L'action est une nécessité de la nature (Prakriti) et du corps physique pour maintenir la fonctionnalité mondiale. Cependant, le sage agit sans se considérer comme l'auteur réel des actes, sachant que son essence intérieure reste un observateur pur qui ne tire ni gloire ni culpabilité des résultats.
Qu'est-ce que signifie exactement 'sans qualités' (Nirguna) dans ce contexte ?
Cela indique que l'Âme Suprême est au-delà des trois Gunas de la nature matérielle : Sattva (pureté), Rajas (activité/passion) et Tamas (inertie/ignorance). Elle ne possède ni forme, ni couleur, ni odeur, car elle est pure conscience spirituelle qui englobe toutes les qualités mais n'est limitée par aucune d'entre elles.
Comment puis-je ressentir cette immuabilité en cas de grande tristesse ?
En pratiquant l'observation sans identification, vous pouvez apprendre à voir la tristesse comme une émotion passagère du corps et de l'esprit mental, tandis que votre 'Je suis' profond reste un témoin silencieux. Cette prise de conscience permet d'accueillir les émotions sans être submergé par elles, préservant ainsi votre paix intérieure.

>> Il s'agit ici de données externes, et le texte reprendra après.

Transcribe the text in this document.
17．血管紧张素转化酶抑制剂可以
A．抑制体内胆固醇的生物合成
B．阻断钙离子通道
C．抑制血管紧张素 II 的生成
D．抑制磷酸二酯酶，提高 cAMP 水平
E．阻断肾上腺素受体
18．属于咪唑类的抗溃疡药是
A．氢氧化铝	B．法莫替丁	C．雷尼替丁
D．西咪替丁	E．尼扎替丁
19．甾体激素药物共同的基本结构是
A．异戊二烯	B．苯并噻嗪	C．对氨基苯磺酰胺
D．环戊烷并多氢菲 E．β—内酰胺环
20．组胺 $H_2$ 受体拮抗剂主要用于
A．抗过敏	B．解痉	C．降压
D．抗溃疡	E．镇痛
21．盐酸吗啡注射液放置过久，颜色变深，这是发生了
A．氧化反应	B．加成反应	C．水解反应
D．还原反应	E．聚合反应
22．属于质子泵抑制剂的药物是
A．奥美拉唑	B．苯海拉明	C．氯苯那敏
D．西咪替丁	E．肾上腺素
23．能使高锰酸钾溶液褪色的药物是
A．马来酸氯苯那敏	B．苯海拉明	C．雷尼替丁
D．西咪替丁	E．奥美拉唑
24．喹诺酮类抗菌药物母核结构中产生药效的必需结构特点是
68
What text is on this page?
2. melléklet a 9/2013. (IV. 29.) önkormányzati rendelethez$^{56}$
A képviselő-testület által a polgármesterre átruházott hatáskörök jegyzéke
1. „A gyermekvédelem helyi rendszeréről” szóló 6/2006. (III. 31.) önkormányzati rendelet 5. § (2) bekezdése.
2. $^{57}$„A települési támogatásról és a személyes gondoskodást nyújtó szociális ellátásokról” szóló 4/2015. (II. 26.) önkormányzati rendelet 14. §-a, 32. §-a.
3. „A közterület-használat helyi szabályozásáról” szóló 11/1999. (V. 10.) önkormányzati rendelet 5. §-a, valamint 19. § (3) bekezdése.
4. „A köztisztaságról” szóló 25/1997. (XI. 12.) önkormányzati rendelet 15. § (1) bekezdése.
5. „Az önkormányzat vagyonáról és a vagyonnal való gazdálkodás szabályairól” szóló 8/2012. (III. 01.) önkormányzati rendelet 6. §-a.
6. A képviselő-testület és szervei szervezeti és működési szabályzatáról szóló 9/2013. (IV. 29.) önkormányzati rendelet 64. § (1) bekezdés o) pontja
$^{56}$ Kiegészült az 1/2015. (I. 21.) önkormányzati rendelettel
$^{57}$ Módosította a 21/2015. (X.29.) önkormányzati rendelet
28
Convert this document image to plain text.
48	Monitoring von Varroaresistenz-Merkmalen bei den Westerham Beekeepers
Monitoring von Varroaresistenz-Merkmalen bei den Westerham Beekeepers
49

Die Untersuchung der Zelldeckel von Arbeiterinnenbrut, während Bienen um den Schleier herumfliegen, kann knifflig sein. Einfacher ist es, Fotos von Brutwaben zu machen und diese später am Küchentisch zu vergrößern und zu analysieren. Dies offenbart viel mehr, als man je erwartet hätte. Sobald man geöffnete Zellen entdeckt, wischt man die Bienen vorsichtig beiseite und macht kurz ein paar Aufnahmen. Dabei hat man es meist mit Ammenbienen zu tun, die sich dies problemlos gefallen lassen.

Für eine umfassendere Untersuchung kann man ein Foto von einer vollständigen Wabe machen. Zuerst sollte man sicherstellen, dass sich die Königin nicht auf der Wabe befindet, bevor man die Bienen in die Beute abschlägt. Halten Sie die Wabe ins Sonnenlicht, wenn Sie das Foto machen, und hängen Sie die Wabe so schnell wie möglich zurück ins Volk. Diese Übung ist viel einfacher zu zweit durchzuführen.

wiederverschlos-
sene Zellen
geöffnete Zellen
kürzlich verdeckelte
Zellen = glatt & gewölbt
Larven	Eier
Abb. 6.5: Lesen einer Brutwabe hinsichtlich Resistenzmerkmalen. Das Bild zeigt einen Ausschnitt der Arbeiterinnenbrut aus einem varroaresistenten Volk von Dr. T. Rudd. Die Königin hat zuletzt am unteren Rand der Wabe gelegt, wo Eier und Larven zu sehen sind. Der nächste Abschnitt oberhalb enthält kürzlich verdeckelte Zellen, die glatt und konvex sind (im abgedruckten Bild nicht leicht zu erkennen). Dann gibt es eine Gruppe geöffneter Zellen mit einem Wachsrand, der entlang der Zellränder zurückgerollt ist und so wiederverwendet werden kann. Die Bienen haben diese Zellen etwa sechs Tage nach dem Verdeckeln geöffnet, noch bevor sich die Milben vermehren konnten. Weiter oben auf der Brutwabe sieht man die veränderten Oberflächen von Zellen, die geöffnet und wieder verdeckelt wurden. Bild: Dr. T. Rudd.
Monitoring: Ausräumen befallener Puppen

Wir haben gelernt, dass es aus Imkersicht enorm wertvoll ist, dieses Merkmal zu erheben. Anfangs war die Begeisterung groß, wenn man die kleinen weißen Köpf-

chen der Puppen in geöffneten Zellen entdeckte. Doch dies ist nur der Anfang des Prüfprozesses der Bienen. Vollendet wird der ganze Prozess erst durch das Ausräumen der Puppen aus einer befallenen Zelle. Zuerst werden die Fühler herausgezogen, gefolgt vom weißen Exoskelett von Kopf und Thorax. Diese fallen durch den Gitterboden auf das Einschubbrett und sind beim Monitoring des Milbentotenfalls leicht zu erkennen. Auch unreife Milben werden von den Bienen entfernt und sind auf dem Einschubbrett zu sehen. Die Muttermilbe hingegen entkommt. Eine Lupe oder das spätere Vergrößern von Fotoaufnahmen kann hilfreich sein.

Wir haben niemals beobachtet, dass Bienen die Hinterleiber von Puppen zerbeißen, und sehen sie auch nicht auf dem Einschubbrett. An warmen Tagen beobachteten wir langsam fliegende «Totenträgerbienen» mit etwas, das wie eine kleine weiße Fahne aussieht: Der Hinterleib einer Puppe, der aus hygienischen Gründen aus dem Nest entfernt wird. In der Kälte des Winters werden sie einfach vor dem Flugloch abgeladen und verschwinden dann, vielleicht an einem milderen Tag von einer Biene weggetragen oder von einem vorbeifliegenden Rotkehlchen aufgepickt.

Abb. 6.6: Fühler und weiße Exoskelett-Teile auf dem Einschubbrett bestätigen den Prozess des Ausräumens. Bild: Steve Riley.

Quel est le lien entre ce verset et la réincarnation ?
Puisque l'Âme n'est ni née (anadi) ni périssable (avyaya), elle traverse les différentes incarnations sans jamais être altérée par elles, tout comme un homme change de vêtements. Ce verset établit que le véritable soi est éternel et ne subit aucune perte ou changement fondamental lors du passage d'un corps à l'autre.